Y, con un segundo sobresalto, la feroz imagen volvió a reunir los enmarañados hilos de su memoria.
—
Grimya...
En su repentina alarma la muchacha se olvidó de las ataduras de sus muñecas e intentó ponerse en pie, para caer de nuevo torpemente de espaldas. Cerca de ella, algo lanzó un furioso siseo. Permaneció inmóvil; luego, muy despacio, volvió la cabeza.

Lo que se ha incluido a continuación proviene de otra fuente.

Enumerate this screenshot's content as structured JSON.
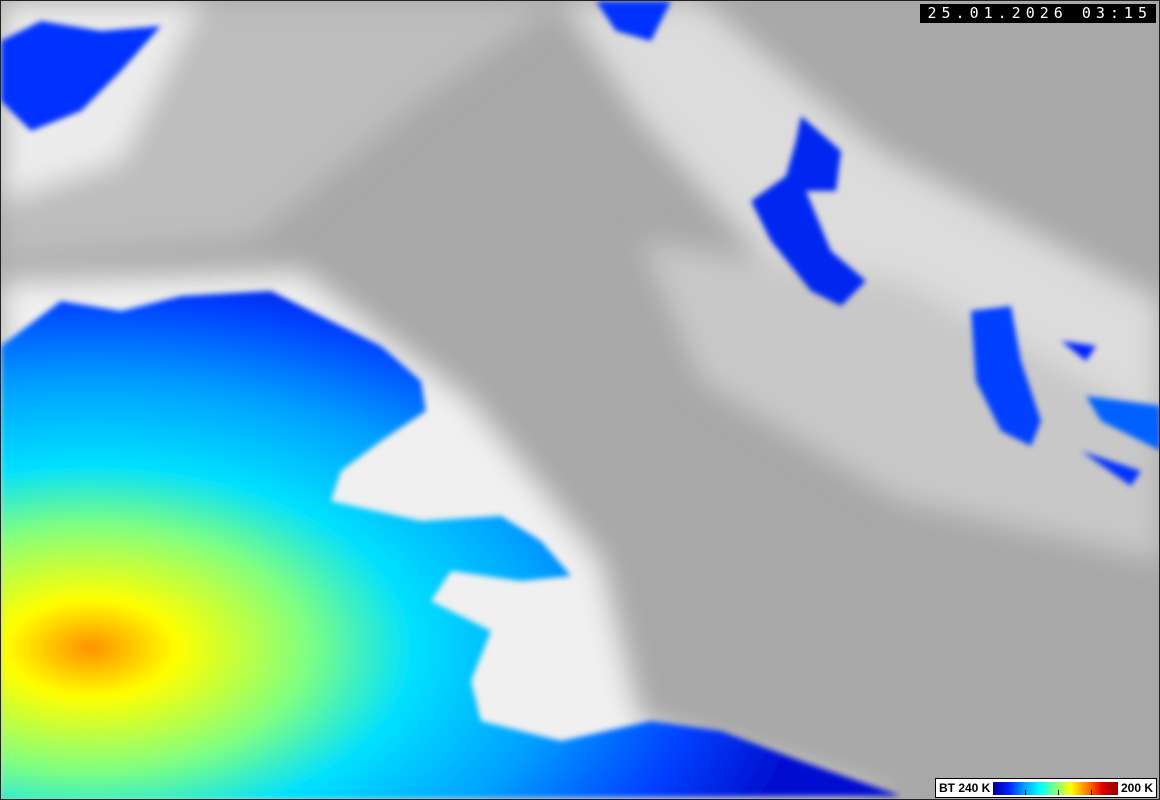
{
  "timestamp": "25.01.2026 03:15",
  "legend": {
    "left_label": "BT 240 K",
    "right_label": "200 K",
    "colors": [
      "#000090",
      "#0020ff",
      "#00a0ff",
      "#00ffff",
      "#80ff80",
      "#ffff00",
      "#ff8000",
      "#e00000",
      "#900000"
    ]
  },
  "background_colors": {
    "cloud_gray": "#a9a9a9",
    "cold_white": "#f4f4f4"
  }
}
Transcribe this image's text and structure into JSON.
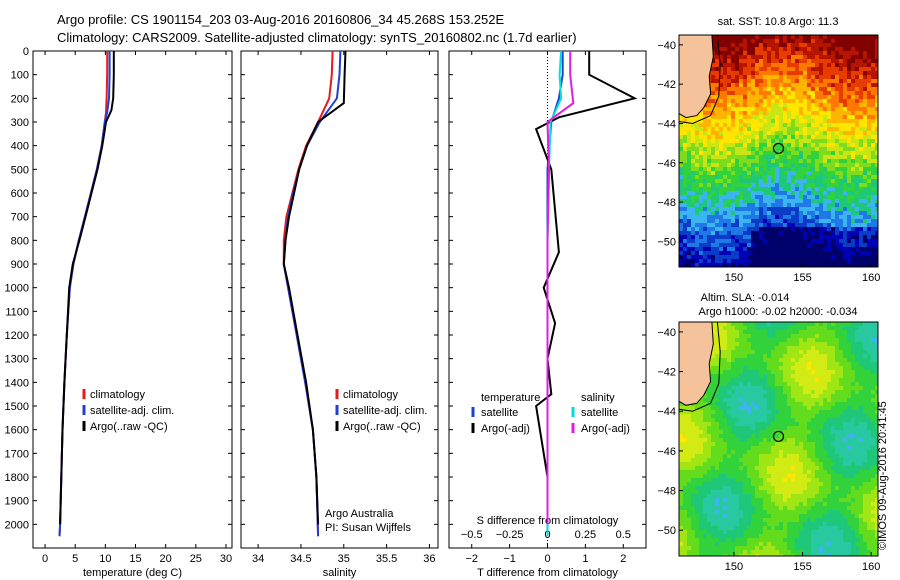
{
  "header": {
    "line1": "Argo profile: CS 1901154_203 03-Aug-2016 20160806_34 45.268S 153.252E",
    "line2": "Climatology: CARS2009. Satellite-adjusted climatology: synTS_20160802.nc (1.7d earlier)"
  },
  "footer": {
    "line1": "Argo Australia",
    "line2": "PI: Susan Wijffels",
    "credit": "©IMOS 09-Aug-2016 20:41:45"
  },
  "colors": {
    "climatology": "#e41a1c",
    "satellite": "#1f3fd6",
    "argo": "#000000",
    "sal_satellite": "#00dede",
    "sal_argo": "#e01ee0"
  },
  "chart_data": [
    {
      "type": "line",
      "panel": "temperature",
      "xlabel": "temperature (deg C)",
      "ylabel": "",
      "xlim": [
        -2,
        31
      ],
      "ylim": [
        2100,
        0
      ],
      "xticks": [
        0,
        5,
        10,
        15,
        20,
        25,
        30
      ],
      "yticks": [
        0,
        100,
        200,
        300,
        400,
        500,
        600,
        700,
        800,
        900,
        1000,
        1100,
        1200,
        1300,
        1400,
        1500,
        1600,
        1700,
        1800,
        1900,
        2000
      ],
      "legend": [
        "climatology",
        "satellite-adj. clim.",
        "Argo(..raw -QC)"
      ],
      "series": [
        {
          "name": "climatology",
          "x": [
            10.3,
            10.3,
            10.2,
            10.1,
            9.9,
            9.4,
            8.6,
            7.6,
            6.6,
            5.6,
            4.7,
            4.1,
            3.6,
            3.2,
            2.9,
            2.7,
            2.5,
            2.4
          ],
          "y": [
            0,
            100,
            200,
            260,
            300,
            400,
            500,
            600,
            700,
            800,
            900,
            1000,
            1200,
            1400,
            1600,
            1800,
            2000,
            2050
          ]
        },
        {
          "name": "satellite-adj. clim.",
          "x": [
            10.7,
            10.7,
            10.6,
            10.3,
            9.9,
            9.4,
            8.6,
            7.6,
            6.6,
            5.6,
            4.7,
            4.1,
            3.6,
            3.2,
            2.9,
            2.7,
            2.5,
            2.4
          ],
          "y": [
            0,
            100,
            200,
            260,
            300,
            400,
            500,
            600,
            700,
            800,
            900,
            1000,
            1200,
            1400,
            1600,
            1800,
            2000,
            2050
          ]
        },
        {
          "name": "Argo(..raw -QC)",
          "x": [
            11.4,
            11.4,
            11.3,
            11.0,
            10.1,
            9.5,
            8.7,
            7.7,
            6.7,
            5.7,
            4.6,
            4.0,
            3.6,
            3.2,
            2.9,
            2.7,
            2.5
          ],
          "y": [
            0,
            100,
            200,
            250,
            300,
            400,
            500,
            600,
            700,
            800,
            900,
            1000,
            1200,
            1400,
            1600,
            1800,
            2000
          ]
        }
      ]
    },
    {
      "type": "line",
      "panel": "salinity",
      "xlabel": "salinity",
      "xlim": [
        33.8,
        36.1
      ],
      "ylim": [
        2100,
        0
      ],
      "xticks": [
        34,
        34.5,
        35,
        35.5,
        36
      ],
      "legend": [
        "climatology",
        "satellite-adj. clim.",
        "Argo(..raw -QC)"
      ],
      "series": [
        {
          "name": "climatology",
          "x": [
            34.87,
            34.86,
            34.83,
            34.7,
            34.56,
            34.47,
            34.4,
            34.33,
            34.3,
            34.3,
            34.35,
            34.45,
            34.55,
            34.64,
            34.68,
            34.7
          ],
          "y": [
            0,
            100,
            200,
            300,
            400,
            500,
            600,
            700,
            800,
            900,
            1000,
            1200,
            1400,
            1600,
            1800,
            2050
          ]
        },
        {
          "name": "satellite-adj. clim.",
          "x": [
            34.96,
            34.95,
            34.92,
            34.72,
            34.57,
            34.48,
            34.41,
            34.35,
            34.32,
            34.3,
            34.35,
            34.45,
            34.55,
            34.64,
            34.68,
            34.7
          ],
          "y": [
            0,
            100,
            200,
            300,
            400,
            500,
            600,
            700,
            800,
            900,
            1000,
            1200,
            1400,
            1600,
            1800,
            2050
          ]
        },
        {
          "name": "Argo(..raw -QC)",
          "x": [
            35.02,
            35.01,
            35.0,
            34.7,
            34.57,
            34.48,
            34.42,
            34.36,
            34.32,
            34.3,
            34.36,
            34.46,
            34.56,
            34.64,
            34.68,
            34.7
          ],
          "y": [
            0,
            100,
            220,
            300,
            400,
            500,
            600,
            700,
            800,
            900,
            1000,
            1200,
            1400,
            1600,
            1800,
            2000
          ]
        }
      ]
    },
    {
      "type": "line",
      "panel": "difference",
      "xlabel": "T difference from climatology",
      "xlabel_top": "S difference from climatology",
      "xlim": [
        -2.6,
        2.6
      ],
      "ylim": [
        2100,
        0
      ],
      "xticks": [
        -2,
        -1,
        0,
        1,
        2
      ],
      "xticks_top": [
        -0.5,
        -0.25,
        0,
        0.25,
        0.5
      ],
      "legend_titles": [
        "temperature",
        "salinity"
      ],
      "legend": [
        "satellite",
        "Argo(-adj)",
        "satellite",
        "Argo(-adj)"
      ],
      "series": [
        {
          "name": "satellite",
          "group": "temperature",
          "x": [
            0.4,
            0.4,
            0.3,
            0.1,
            0.0,
            0.0,
            0.0,
            0.0,
            0.0,
            0.0
          ],
          "y": [
            0,
            100,
            200,
            300,
            500,
            800,
            1100,
            1400,
            1800,
            2050
          ]
        },
        {
          "name": "Argo(-adj)",
          "group": "temperature",
          "x": [
            1.1,
            1.1,
            2.3,
            0.3,
            -0.3,
            0.1,
            0.3,
            -0.1,
            0.2,
            0.0,
            0.1,
            -0.3,
            0.0,
            0.0
          ],
          "y": [
            0,
            100,
            200,
            280,
            330,
            500,
            850,
            1000,
            1150,
            1300,
            1450,
            1500,
            1800,
            2000
          ]
        },
        {
          "name": "satellite",
          "group": "salinity",
          "x": [
            0.09,
            0.08,
            0.09,
            0.02,
            0.01,
            0.0,
            0.0,
            0.0,
            0.0
          ],
          "y": [
            0,
            100,
            200,
            300,
            500,
            800,
            1100,
            1500,
            2050
          ]
        },
        {
          "name": "Argo(-adj)",
          "group": "salinity",
          "x": [
            0.15,
            0.15,
            0.17,
            0.0,
            0.01,
            0.0,
            0.0,
            0.0,
            0.0
          ],
          "y": [
            0,
            100,
            220,
            300,
            500,
            800,
            1100,
            1500,
            2000
          ]
        }
      ]
    },
    {
      "type": "heatmap",
      "panel": "sst-map",
      "title": "sat. SST: 10.8 Argo: 11.3",
      "xlim": [
        146,
        160.5
      ],
      "ylim": [
        -51.3,
        -39.5
      ],
      "xticks": [
        150,
        155,
        160
      ],
      "yticks": [
        -40,
        -42,
        -44,
        -46,
        -48,
        -50
      ],
      "marker": {
        "lon": 153.25,
        "lat": -45.27
      }
    },
    {
      "type": "heatmap",
      "panel": "sla-map",
      "title_line1": "Altim. SLA: -0.014",
      "title_line2": "Argo h1000: -0.02 h2000: -0.034",
      "xlim": [
        146,
        160.5
      ],
      "ylim": [
        -51.3,
        -39.5
      ],
      "xticks": [
        150,
        155,
        160
      ],
      "yticks": [
        -40,
        -42,
        -44,
        -46,
        -48,
        -50
      ],
      "marker": {
        "lon": 153.25,
        "lat": -45.27
      }
    }
  ]
}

A cincuenta metros de distancia, algo que ella había creído que existía tan sólo en las leyendas se agazapaba sobre el desigual suelo de roca, mirándola con insólitos ojos amarillos. Una salamandra. Su cuerpo era, quizá, tan largo como el brazo de ella, y estaba hecho de una llama verde tan translúcida que podía ver las diminutas arterias de fuego escarlata que palpitaban bajo su ardiente piel. Unas garras doradas arañaban la piedra, y allí donde su cuerpo tocaba el suelo, éste humeaba y lanzaba chisporroteos.